Monday morning. 7:30 AM.
Had funky dreams last night and woke up with extreme blogger’s regret re: what I posted last night. Sometimes, I need to remember to “slow down, stop, and think.”
The residue of last night’s dream is leaving me with a strange feeling. I don’t remember the dream. It’s putting me in a strange place this early—far too early—hot, Monday morning.
I really want to believe the world is a good, beautiful place.
On the one hand, I really believe it in a undoubtedly deep and fundamental way. The world is beautiful. Like I know I have to believe that people are good, I need to believe the world is good. Even with all the evidence to the contrary, I need to believe those things. Perhaps that is the whole crux of my struggle right now. Maybe that’s all it is—wanting to, needing to believe that the world is a good, beautiful place. Wanting to, needing to—believe that people are good, and at the same time, wanting to (needing to?) not believe this because then it hurts all over again when I realize it can’t possibly be true. When, in both my personal and professional life I run up against all those pieces of evidence telling me those two statements are lies.
But at the same time, I’m sitting on the train looking around me at all the faces.
The short, round, Jewish man with a yarmulke and tzitzis, reading his prayers right to left, back to front, nodding, stroking his beard, closing his eyes, consumed by prayer.
The dorky, pimpled college student rocking out to whatever he’s listening to on his ipod, a chemistry textbook in his lap.
The elderly man sitting next to me, sleeping, threatening to fall on my shoulder if we take this next bend just a little too sharply.
The two young African-American twins in matching Baltimore College Dance t-shirts and matching, huge orange sunglasses.
The red-head with the out of control frizzy hair in front of me who’s reading something with a naked woman on the cover.
The woman in the burka a few rows behind me.
It’s amazing. Truly.
We all sit in silence. No eye contact. Plugged into electronic devices, engaged in words or prayer or melody or sleep or thoughts, we do this, every day, with the same group of complete strangers. We ignore one another in favor of planning the dinner menu, reading trashy novels, thinking about what phone calls should be made, where we’re going to get the money for the next cell phone bill, planning our way out of the situation we’re in, planning our futures, or our daughter’s future, or our granddaughter’s future. Some days, it seems like we’re 50 people lost on the same damn train, heading in the same direction, never daring to make eye contact or connect.

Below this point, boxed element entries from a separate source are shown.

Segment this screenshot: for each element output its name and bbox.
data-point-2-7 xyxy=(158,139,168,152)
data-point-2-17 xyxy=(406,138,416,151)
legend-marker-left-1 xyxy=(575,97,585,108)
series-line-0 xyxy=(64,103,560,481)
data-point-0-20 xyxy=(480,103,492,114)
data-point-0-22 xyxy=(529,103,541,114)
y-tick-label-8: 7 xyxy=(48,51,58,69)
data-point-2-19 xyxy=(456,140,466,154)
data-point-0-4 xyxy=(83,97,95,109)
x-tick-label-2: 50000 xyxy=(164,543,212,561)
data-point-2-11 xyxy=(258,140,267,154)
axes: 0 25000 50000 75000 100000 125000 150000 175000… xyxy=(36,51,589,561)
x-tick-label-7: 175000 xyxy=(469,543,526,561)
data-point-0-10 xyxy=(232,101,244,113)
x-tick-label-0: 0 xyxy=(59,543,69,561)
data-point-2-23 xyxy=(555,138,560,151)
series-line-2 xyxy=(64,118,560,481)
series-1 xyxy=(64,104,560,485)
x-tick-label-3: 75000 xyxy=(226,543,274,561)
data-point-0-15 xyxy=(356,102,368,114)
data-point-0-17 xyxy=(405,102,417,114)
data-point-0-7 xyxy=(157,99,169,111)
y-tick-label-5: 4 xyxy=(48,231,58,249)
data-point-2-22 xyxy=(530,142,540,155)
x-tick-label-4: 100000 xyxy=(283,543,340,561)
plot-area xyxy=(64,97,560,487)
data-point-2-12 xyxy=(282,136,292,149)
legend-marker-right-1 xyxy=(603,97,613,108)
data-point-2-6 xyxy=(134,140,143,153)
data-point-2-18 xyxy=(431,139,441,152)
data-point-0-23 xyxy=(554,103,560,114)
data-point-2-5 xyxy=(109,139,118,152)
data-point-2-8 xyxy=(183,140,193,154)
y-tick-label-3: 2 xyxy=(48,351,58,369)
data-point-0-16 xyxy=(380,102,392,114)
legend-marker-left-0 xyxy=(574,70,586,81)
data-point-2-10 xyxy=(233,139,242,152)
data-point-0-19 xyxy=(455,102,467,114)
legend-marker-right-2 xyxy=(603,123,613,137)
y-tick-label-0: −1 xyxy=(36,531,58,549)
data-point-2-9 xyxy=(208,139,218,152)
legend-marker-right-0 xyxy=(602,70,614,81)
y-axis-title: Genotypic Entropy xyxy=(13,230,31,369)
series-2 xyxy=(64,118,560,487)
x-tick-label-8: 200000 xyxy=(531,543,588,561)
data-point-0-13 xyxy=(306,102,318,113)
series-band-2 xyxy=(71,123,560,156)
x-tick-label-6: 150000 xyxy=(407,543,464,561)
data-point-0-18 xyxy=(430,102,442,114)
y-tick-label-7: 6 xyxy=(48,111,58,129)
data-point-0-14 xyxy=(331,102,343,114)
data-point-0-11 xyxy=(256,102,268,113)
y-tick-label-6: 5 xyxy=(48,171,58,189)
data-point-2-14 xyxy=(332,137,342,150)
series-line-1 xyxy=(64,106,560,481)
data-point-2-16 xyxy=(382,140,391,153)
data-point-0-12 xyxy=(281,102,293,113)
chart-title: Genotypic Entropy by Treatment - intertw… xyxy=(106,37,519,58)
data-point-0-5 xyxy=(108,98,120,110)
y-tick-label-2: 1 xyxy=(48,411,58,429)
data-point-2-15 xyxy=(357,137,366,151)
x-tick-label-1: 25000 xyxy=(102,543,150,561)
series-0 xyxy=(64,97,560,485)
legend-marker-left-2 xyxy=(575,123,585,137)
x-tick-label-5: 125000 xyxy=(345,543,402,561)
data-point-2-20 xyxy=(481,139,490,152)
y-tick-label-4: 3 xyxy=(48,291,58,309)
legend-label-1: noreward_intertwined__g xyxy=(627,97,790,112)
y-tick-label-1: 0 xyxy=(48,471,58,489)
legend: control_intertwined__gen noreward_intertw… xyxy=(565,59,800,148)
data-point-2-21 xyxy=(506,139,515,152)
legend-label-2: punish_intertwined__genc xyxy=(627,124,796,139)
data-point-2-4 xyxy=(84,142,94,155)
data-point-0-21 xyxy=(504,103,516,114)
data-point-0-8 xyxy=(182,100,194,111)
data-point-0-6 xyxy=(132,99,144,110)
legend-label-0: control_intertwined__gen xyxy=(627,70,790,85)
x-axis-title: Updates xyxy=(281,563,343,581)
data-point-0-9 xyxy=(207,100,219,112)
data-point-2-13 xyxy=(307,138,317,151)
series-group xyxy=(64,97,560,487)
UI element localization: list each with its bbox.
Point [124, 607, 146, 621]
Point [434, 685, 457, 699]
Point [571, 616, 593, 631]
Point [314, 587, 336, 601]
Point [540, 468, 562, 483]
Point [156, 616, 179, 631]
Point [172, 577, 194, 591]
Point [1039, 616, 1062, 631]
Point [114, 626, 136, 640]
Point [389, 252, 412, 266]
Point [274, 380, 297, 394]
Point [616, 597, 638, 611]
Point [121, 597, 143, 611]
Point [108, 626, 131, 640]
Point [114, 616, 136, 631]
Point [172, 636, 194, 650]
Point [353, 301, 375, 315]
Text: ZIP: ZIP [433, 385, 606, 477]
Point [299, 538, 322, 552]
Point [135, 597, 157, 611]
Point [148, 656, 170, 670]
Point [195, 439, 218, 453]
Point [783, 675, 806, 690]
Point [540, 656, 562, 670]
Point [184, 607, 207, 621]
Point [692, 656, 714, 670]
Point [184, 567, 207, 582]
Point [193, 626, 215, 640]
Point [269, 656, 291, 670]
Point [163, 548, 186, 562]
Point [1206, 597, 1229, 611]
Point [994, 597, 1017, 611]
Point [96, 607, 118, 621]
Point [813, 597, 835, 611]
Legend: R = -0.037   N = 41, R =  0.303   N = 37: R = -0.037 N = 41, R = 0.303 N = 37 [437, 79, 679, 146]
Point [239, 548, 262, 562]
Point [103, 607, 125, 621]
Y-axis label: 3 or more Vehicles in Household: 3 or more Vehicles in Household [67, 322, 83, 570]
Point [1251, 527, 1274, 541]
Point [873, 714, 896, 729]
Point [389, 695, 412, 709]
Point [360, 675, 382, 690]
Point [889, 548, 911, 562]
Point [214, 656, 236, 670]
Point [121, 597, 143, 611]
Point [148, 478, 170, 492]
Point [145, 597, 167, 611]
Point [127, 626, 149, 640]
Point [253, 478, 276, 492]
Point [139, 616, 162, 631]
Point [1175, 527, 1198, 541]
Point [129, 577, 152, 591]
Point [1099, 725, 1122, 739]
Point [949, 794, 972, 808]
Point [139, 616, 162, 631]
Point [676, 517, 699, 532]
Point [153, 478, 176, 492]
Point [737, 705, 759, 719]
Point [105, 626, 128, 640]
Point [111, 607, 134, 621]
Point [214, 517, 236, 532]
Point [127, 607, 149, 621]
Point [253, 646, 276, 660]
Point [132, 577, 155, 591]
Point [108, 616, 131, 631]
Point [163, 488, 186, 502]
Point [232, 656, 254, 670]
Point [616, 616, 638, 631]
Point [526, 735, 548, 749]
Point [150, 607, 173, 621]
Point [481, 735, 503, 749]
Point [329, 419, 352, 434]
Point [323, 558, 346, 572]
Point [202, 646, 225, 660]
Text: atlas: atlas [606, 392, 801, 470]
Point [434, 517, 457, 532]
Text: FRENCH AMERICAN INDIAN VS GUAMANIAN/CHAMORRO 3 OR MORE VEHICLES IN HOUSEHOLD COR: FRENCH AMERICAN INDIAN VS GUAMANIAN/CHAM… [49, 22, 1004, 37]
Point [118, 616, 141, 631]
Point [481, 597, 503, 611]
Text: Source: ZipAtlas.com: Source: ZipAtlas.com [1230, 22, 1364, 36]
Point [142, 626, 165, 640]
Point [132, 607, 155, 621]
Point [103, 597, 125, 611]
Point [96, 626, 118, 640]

A man just got on in a long white dress and a small, tight, white cloth hat. He is young, with a long beard, and dark smooth skin. He is wearing something around his neck and over one shoulder, holding approximately 30 small colored vials. He is plugged into earphones and bobbing his head, smiling broadly, making eye contact. His presence has clearly changed the energy on the train. Everyone is watching him. He continues rocking out to whatever it is he’s tuned into, but he’s very aware of the attention he’s getting. He doesn’t sit down, even though there’s room. He stands in the middle of everything. The woman across from me signals to him. He flashes numbers back to her with his hands. 2. 4. 5. He’s missing several teeth when he smiles.
Another woman signals to him and he pulls one of his earbuds out. “Do you have any nag champa?” she asks. It takes me a minute to understand what she’s asking. She says nag champa so it sounds like “nag” as in “to annoy with unnecessary questioning,” and champa is like “he’s a champ” with an –a on the end. Naaag Champ-a.
I can’t hear his reply as the doors open and close at Lexington Market. As we start moving again and the irritating “ding” that interferes with my eavesdropping stops, I hear him say, “See, I honor the sanctity of the trade. You ask me for nag champa, and I have something with nag champa in it, but I won’t sell you that because it’s not what you asked for.”
She nods. “I appreciate your honesty,” she says.
The woman next to her offers him $1 for something called, “Passion.” He sells it to her, tells her to have a blessed day, and gets of the train. She opens it, rolls it around on her hand, offers some to the naaag champ-a lady sitting perpendicular to her.
Turns out that no matter what she does, the roller on the vial doesn’t roll, so she can’t get any scent out.
“Maybe that’s why he sold it to me for a dollar,” she says.